Now let’s try to list out our “friends” within a mile again, this time making use of the PostGIS ST_Distance and ST_DWithin functions:

[postgres]
EXPLAIN ANALYZE SELECT f.*,
ST_Distance(f.geog, ST_MakePoint(1.0838637, 52.7389201))/1609 AS dist_miles
FROM friends f WHERE ST_DWithin(f.geog, ST_MakePoint(1.0838637, 52.7389201), 1609)
ORDER BY ST_Distance(f.geog, ST_MakePoint(1.0838637, 52.7389201));
[/postgres]

                                           QUERY PLAN
------------------------------------------------------------------------------------------------------------------------
 Sort  (cost=37.90..37.90 rows=1 width=108) (actual time=1.756..1.760 rows=29 loops=1)
   Sort Key: (_st_distance(geog, '0101000020E610000017258D768157F13FB4ED0FEF945E4A40'::geography, 0::double precision, true))
   Sort Method:  quicksort  Memory: 32kB
   ->  Bitmap Heap Scan on friends f  (cost=2.39..37.89 rows=1 width=108) (actual time=0.908..1.684 rows=29 loops=1)

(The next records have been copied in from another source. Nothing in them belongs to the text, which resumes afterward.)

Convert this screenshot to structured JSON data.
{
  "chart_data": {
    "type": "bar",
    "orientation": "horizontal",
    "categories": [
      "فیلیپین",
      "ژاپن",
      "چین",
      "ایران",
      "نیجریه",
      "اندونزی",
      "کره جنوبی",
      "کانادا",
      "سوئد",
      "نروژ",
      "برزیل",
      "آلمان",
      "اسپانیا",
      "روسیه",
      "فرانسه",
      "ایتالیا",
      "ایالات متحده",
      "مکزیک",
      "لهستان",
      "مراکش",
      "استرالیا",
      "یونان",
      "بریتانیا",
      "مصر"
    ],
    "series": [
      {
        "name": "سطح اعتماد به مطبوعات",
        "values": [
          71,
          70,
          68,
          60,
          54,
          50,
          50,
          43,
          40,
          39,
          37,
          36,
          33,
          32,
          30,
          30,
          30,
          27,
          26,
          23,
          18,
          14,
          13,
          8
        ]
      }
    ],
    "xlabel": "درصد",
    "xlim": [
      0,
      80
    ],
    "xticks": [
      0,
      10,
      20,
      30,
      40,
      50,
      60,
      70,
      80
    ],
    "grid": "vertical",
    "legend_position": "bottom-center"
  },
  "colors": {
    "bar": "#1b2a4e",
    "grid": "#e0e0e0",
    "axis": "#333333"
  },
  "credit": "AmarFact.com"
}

         Recheck Cond: (geog && '0101000020E610000017258D768157F13FB4ED0FEF945E4A40'::geography)
         Filter: (('0101000020E610000017258D768157F13FB4ED0FEF945E4A40'::geography && _st_expand(geog, 1609::double precision)) 
         	AND _st_dwithin(geog, '0101000020E610000017258D768157F13FB4ED0FEF945E4A40'::geography, 1609::double precision, true))

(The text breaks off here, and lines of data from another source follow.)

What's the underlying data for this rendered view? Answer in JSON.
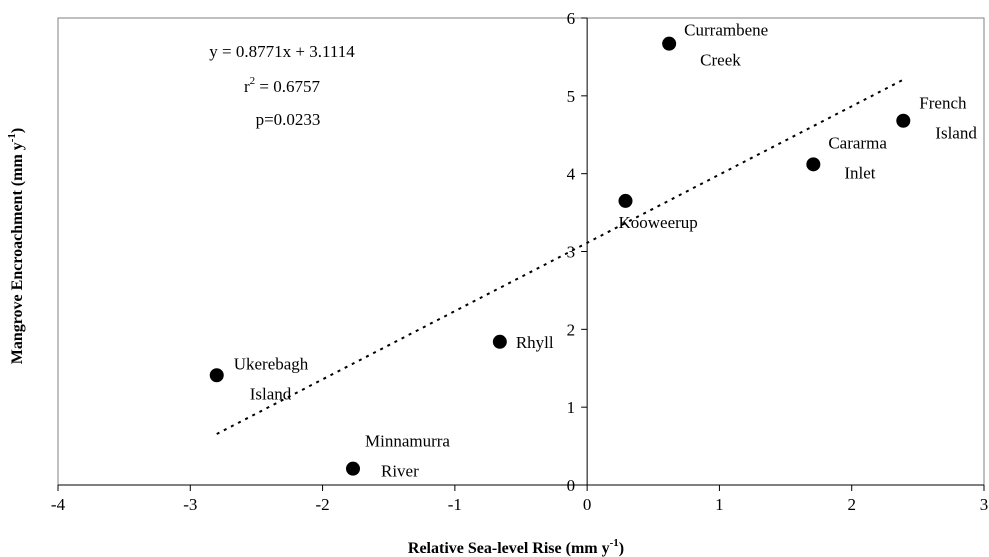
{
  "chart_data": {
    "type": "scatter",
    "xlabel": "Relative Sea-level Rise (mm y",
    "xlabel_sup": "-1",
    "xlabel_suffix": ")",
    "ylabel": "Mangrove Encroachment (mm y",
    "ylabel_sup": "-1",
    "ylabel_suffix": ")",
    "xlim": [
      -4,
      3
    ],
    "ylim": [
      0,
      6
    ],
    "x_ticks": [
      "-4",
      "-3",
      "-2",
      "-1",
      "0",
      "1",
      "2",
      "3"
    ],
    "y_ticks": [
      "0",
      "1",
      "2",
      "3",
      "4",
      "5",
      "6"
    ],
    "grid": false,
    "points": [
      {
        "label": [
          "Ukerebagh",
          "Island"
        ],
        "x": -2.8,
        "y": 1.41
      },
      {
        "label": [
          "Minnamurra",
          "River"
        ],
        "x": -1.77,
        "y": 0.21
      },
      {
        "label": [
          "Rhyll"
        ],
        "x": -0.66,
        "y": 1.84
      },
      {
        "label": [
          "Kooweerup"
        ],
        "x": 0.29,
        "y": 3.65
      },
      {
        "label": [
          "Currambene",
          "Creek"
        ],
        "x": 0.62,
        "y": 5.67
      },
      {
        "label": [
          "Cararma",
          "Inlet"
        ],
        "x": 1.71,
        "y": 4.12
      },
      {
        "label": [
          "French",
          "Island"
        ],
        "x": 2.39,
        "y": 4.68
      }
    ],
    "trendline": {
      "slope": 0.8771,
      "intercept": 3.1114,
      "x_start": -2.8,
      "x_end": 2.39,
      "style": "dotted"
    },
    "annotations": {
      "equation": "y = 0.8771x + 3.1114",
      "r2_prefix": "r",
      "r2_sup": "2",
      "r2_value": " = 0.6757",
      "p_value": "p=0.0233"
    }
  }
}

         ->  Bitmap Index Scan on friends_geog_idx  (cost=0.00..2.39 rows=16 width=0) (actual time=0.351..0.351 rows=45 loops=1)

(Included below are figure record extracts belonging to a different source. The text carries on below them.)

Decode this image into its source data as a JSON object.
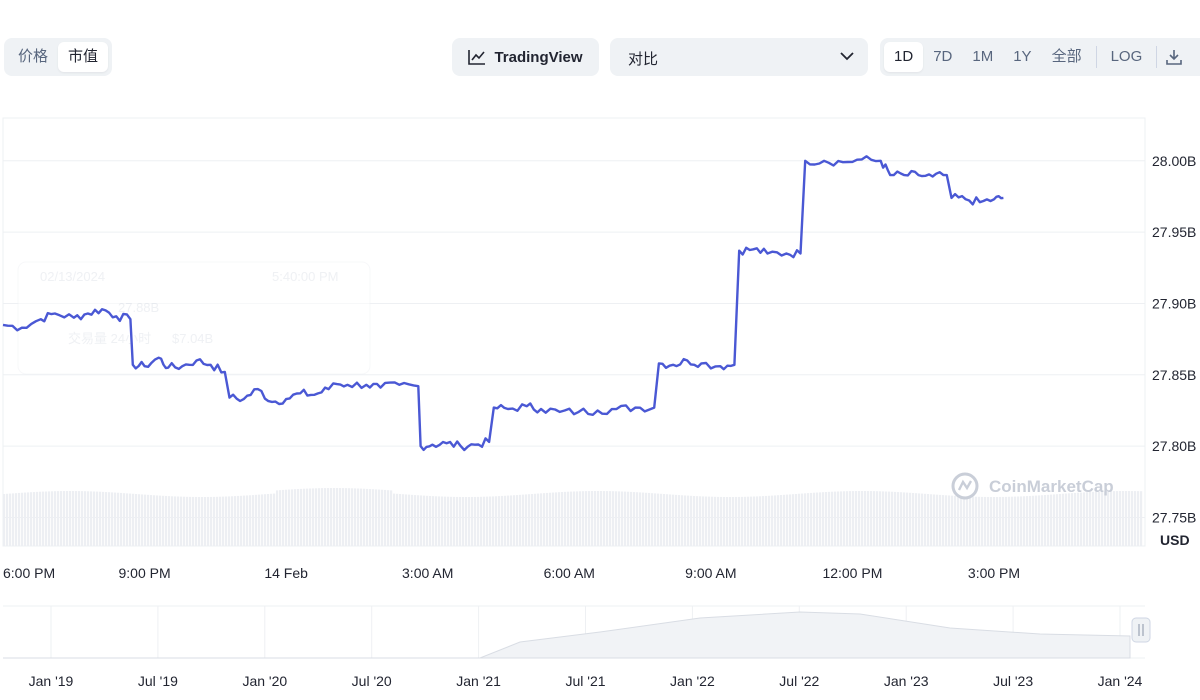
{
  "toolbar": {
    "type_options": [
      "价格",
      "市值"
    ],
    "type_active": "市值",
    "tradingview_label": "TradingView",
    "compare_label": "对比",
    "range_options": [
      "1D",
      "7D",
      "1M",
      "1Y",
      "全部"
    ],
    "range_active": "1D",
    "log_label": "LOG",
    "colors": {
      "segment_bg": "#eff2f5",
      "line": "#4a58d4"
    }
  },
  "watermark": "CoinMarketCap",
  "tooltip_ghost": {
    "date": "02/13/2024",
    "time": "5:40:00 PM",
    "market_cap": "27.88B",
    "volume_label": "交易量 24小时",
    "volume": "$7.04B"
  },
  "chart_data": {
    "type": "line",
    "title": "",
    "currency_label": "USD",
    "ylim": [
      27.73,
      28.03
    ],
    "y_ticks": [
      {
        "value": 28.0,
        "label": "28.00B"
      },
      {
        "value": 27.95,
        "label": "27.95B"
      },
      {
        "value": 27.9,
        "label": "27.90B"
      },
      {
        "value": 27.85,
        "label": "27.85B"
      },
      {
        "value": 27.8,
        "label": "27.80B"
      },
      {
        "value": 27.75,
        "label": "27.75B"
      }
    ],
    "xlim": [
      18.0,
      42.2
    ],
    "x_ticks": [
      {
        "value": 18,
        "label": "6:00 PM"
      },
      {
        "value": 21,
        "label": "9:00 PM"
      },
      {
        "value": 24,
        "label": "14 Feb"
      },
      {
        "value": 27,
        "label": "3:00 AM"
      },
      {
        "value": 30,
        "label": "6:00 AM"
      },
      {
        "value": 33,
        "label": "9:00 AM"
      },
      {
        "value": 36,
        "label": "12:00 PM"
      },
      {
        "value": 39,
        "label": "3:00 PM"
      }
    ],
    "grid": true,
    "series": [
      {
        "values": [
          [
            18.0,
            27.885
          ],
          [
            18.4,
            27.883
          ],
          [
            18.8,
            27.889
          ],
          [
            19.1,
            27.893
          ],
          [
            19.5,
            27.89
          ],
          [
            19.8,
            27.893
          ],
          [
            20.1,
            27.896
          ],
          [
            20.4,
            27.891
          ],
          [
            20.7,
            27.889
          ],
          [
            20.75,
            27.857
          ],
          [
            21.0,
            27.856
          ],
          [
            21.3,
            27.862
          ],
          [
            21.5,
            27.855
          ],
          [
            21.8,
            27.856
          ],
          [
            22.1,
            27.86
          ],
          [
            22.4,
            27.857
          ],
          [
            22.7,
            27.852
          ],
          [
            22.8,
            27.834
          ],
          [
            23.1,
            27.833
          ],
          [
            23.4,
            27.84
          ],
          [
            23.7,
            27.831
          ],
          [
            24.0,
            27.833
          ],
          [
            24.3,
            27.837
          ],
          [
            24.6,
            27.836
          ],
          [
            24.9,
            27.84
          ],
          [
            25.0,
            27.844
          ],
          [
            25.3,
            27.843
          ],
          [
            25.7,
            27.843
          ],
          [
            26.0,
            27.841
          ],
          [
            26.4,
            27.843
          ],
          [
            26.8,
            27.842
          ],
          [
            26.85,
            27.8
          ],
          [
            27.1,
            27.801
          ],
          [
            27.4,
            27.802
          ],
          [
            27.7,
            27.8
          ],
          [
            28.0,
            27.801
          ],
          [
            28.3,
            27.803
          ],
          [
            28.4,
            27.827
          ],
          [
            28.7,
            27.826
          ],
          [
            29.1,
            27.828
          ],
          [
            29.4,
            27.826
          ],
          [
            29.8,
            27.824
          ],
          [
            30.2,
            27.824
          ],
          [
            30.6,
            27.825
          ],
          [
            31.0,
            27.826
          ],
          [
            31.4,
            27.827
          ],
          [
            31.8,
            27.827
          ],
          [
            31.9,
            27.858
          ],
          [
            32.2,
            27.857
          ],
          [
            32.5,
            27.86
          ],
          [
            32.8,
            27.858
          ],
          [
            33.2,
            27.856
          ],
          [
            33.5,
            27.857
          ],
          [
            33.6,
            27.937
          ],
          [
            33.9,
            27.938
          ],
          [
            34.2,
            27.935
          ],
          [
            34.6,
            27.935
          ],
          [
            34.9,
            27.935
          ],
          [
            35.0,
            28.0
          ],
          [
            35.4,
            28.0
          ],
          [
            35.8,
            27.999
          ],
          [
            36.2,
            28.001
          ],
          [
            36.6,
            28.0
          ],
          [
            36.8,
            27.99
          ],
          [
            37.1,
            27.99
          ],
          [
            37.4,
            27.99
          ],
          [
            37.7,
            27.989
          ],
          [
            38.0,
            27.99
          ],
          [
            38.1,
            27.974
          ],
          [
            38.4,
            27.973
          ],
          [
            38.7,
            27.971
          ],
          [
            39.0,
            27.973
          ],
          [
            39.2,
            27.974
          ]
        ]
      }
    ]
  },
  "navigator": {
    "x_labels": [
      "Jan '19",
      "Jul '19",
      "Jan '20",
      "Jul '20",
      "Jan '21",
      "Jul '21",
      "Jan '22",
      "Jul '22",
      "Jan '23",
      "Jul '23",
      "Jan '24"
    ]
  }
}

               Index Cond: (geog && '0101000020E610000017258D768157F13FB4ED0FEF945E4A40'::geography)
 Total runtime: 1.821 ms

This shows a marked improvement from a query time of 160.069ms down to 1.821 ms. Obviously our mileage will vary depending on the quantity of data in the table, it’s distribution and just how many rows we want to retrieve.